Even if it is safe to modify buffers, this will not work on platforms
that require endian conversion. This is usually big endian platforms,
but it is possible to compile flatbuffers with native big endian format
as well.
platforms unless extra precautions are taken. FlatCC has a lot of
low-level `to/from_pe` calls that performs the proper


## Building Buffers

A buffer can be constructed incorrectly in a large number of ways that
are not efficient to detect at runtime.

When a buffer is constructed with a debug library then assertions will
sometimes find the most obvious problems such as closing a table after
opening a vector. FlatCC is quite permissive in the order of object
creation but the nesting order must be respected, and it cannot type
check all data. Other FlatBuffer builders typically require that child
objects are completed created before a parent object is started. FlatCC
does not require this but will internally organize objects in a
comptible way. This removes a number of potential mistakes, but not all.

Notably a table from a parent object or any other external reference
should not be used in a nested buffer.

It is a good idea to run a verifier on a constructed buffer at least
until some confidence has been gained in the code building buffers.

If a buffer needs to be constructed with sorted keys this cannot be done
during construction, unlike the C++ API because the builder allocates as
little memory as possible. Instead the reader interface supports a
mutable cast for use with a sort operation. This sort operation must
only be used on absolutely trusted buffers and verification is not
sufficient if malicous overlaps can be expected.

The builder will normally consume very little memory. It operates a few
stacks and a small hash table in additional to a circular buffer to
consum temporary buffer output. It is not possible to access constructed
buffer objects buffer the buffer is complete because data may span
multiple buffers. Once a buffer is complete the content can be
copied out, or a support function can be used allocate new memory with
the final buffer as content.

The internal memory can grow large when the buffer grows large,
naturally. In addition the temporary stacks may grow large if there are
are large tables or notably large vectors that cannot be be copied
directly to the output buffers. This creates a potential for memory
allocation errors, especially on constrained systems.

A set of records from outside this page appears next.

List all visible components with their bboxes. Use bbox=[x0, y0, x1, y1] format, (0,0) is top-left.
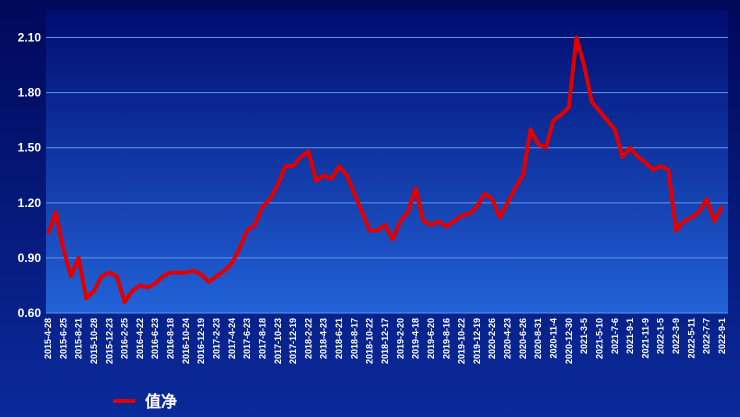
x-tick-label: 2016-10-24 bbox=[181, 318, 191, 364]
x-tick-label: 2021-7-6 bbox=[610, 318, 620, 354]
x-tick-label: 2019-2-20 bbox=[395, 318, 405, 359]
x-tick-label: 2018-6-21 bbox=[334, 318, 344, 359]
plot-area bbox=[46, 10, 728, 313]
legend-label: 值净 bbox=[145, 392, 177, 411]
x-tick-label: 2015-6-25 bbox=[58, 318, 68, 359]
x-tick-label: 2021-3-5 bbox=[579, 318, 589, 354]
x-tick-label: 2015-12-23 bbox=[104, 318, 114, 364]
y-tick-label: 2.10 bbox=[18, 31, 42, 45]
x-tick-label: 2017-12-19 bbox=[288, 318, 298, 364]
y-tick-label: 1.20 bbox=[18, 196, 42, 210]
x-tick-label: 2015-10-28 bbox=[89, 318, 99, 364]
x-tick-label: 2021-5-10 bbox=[594, 318, 604, 359]
x-tick-label: 2017-4-24 bbox=[227, 318, 237, 359]
x-tick-label: 2017-10-23 bbox=[273, 318, 283, 364]
x-tick-label: 2018-2-22 bbox=[303, 318, 313, 359]
x-tick-label: 2017-2-23 bbox=[212, 318, 222, 359]
x-tick-label: 2022-1-5 bbox=[656, 318, 666, 354]
x-tick-label: 2018-8-17 bbox=[349, 318, 359, 359]
x-tick-label: 2019-8-16 bbox=[441, 318, 451, 359]
x-tick-label: 2019-12-19 bbox=[472, 318, 482, 364]
x-tick-label: 2015-4-28 bbox=[43, 318, 53, 359]
x-tick-label: 2022-3-9 bbox=[671, 318, 681, 354]
x-tick-label: 2018-10-22 bbox=[365, 318, 375, 364]
x-tick-label: 2018-4-23 bbox=[319, 318, 329, 359]
x-tick-label: 2016-4-22 bbox=[135, 318, 145, 359]
x-tick-label: 2017-8-18 bbox=[257, 318, 267, 359]
x-tick-label: 2020-11-4 bbox=[549, 318, 559, 359]
x-tick-label: 2020-12-30 bbox=[564, 318, 574, 364]
x-tick-label: 2019-10-22 bbox=[457, 318, 467, 364]
x-tick-label: 2019-6-20 bbox=[426, 318, 436, 359]
x-tick-label: 2017-6-23 bbox=[242, 318, 252, 359]
x-tick-label: 2020-2-26 bbox=[487, 318, 497, 359]
y-tick-label: 1.50 bbox=[18, 141, 42, 155]
x-tick-label: 2020-8-31 bbox=[533, 318, 543, 359]
y-tick-label: 0.90 bbox=[18, 251, 42, 265]
x-tick-label: 2020-6-26 bbox=[518, 318, 528, 359]
x-tick-label: 2019-4-18 bbox=[411, 318, 421, 359]
x-tick-label: 2020-4-23 bbox=[503, 318, 513, 359]
data-line bbox=[46, 35, 724, 304]
x-tick-label: 2016-12-19 bbox=[196, 318, 206, 364]
x-tick-label: 2016-8-18 bbox=[166, 318, 176, 359]
y-tick-label: 1.80 bbox=[18, 86, 42, 100]
x-tick-label: 2016-6-23 bbox=[150, 318, 160, 359]
x-tick-label: 2021-9-1 bbox=[625, 318, 635, 354]
x-tick-label: 2015-8-21 bbox=[74, 318, 84, 359]
x-tick-label: 2022-5-11 bbox=[686, 318, 696, 359]
x-tick-label: 2022-7-7 bbox=[702, 318, 712, 354]
x-tick-label: 2018-12-17 bbox=[380, 318, 390, 364]
x-tick-label: 2016-2-25 bbox=[120, 318, 130, 359]
x-tick-label: 2022-9-1 bbox=[717, 318, 727, 354]
x-tick-label: 2021-11-9 bbox=[640, 318, 650, 359]
y-tick-label: 0.60 bbox=[18, 306, 42, 320]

The builder returns error codes, but it is tedious to check these. It is
not necessary to check return codes if the API is used correctly and if
there are no allocation errors. It is possible to provide a custom
allocator and a custom emitter. These can detect memory failures early
making it potentially safe to use the builder API without any per
operation checks.

The generated JSON parser checks all return codes and can be used to
construct a buffer safely, especially since the buffer is naturally
bounded by the size of the JSON input. JSON printing, on the other hand,
can potentially explode, as discussed earlier.

FlatCC generated create calls such as `MyGame_Example_Monster_create()`
will not be compatible across versions if there are deprecated fields
even if the schema change otherwise respects schema evolutation rules.
This is mostly a concern if new fields are added because compilation
will otherwise break on argument count mismatch. Prior to flatcc-0.5.3
argument order could change if the field (id: x) attribute was used
which could lead to buffers with unexpected content. JSON parsers that
support constructors (objects given as an array of create arguments)
have similar concerns but here trailing arguments can be optional.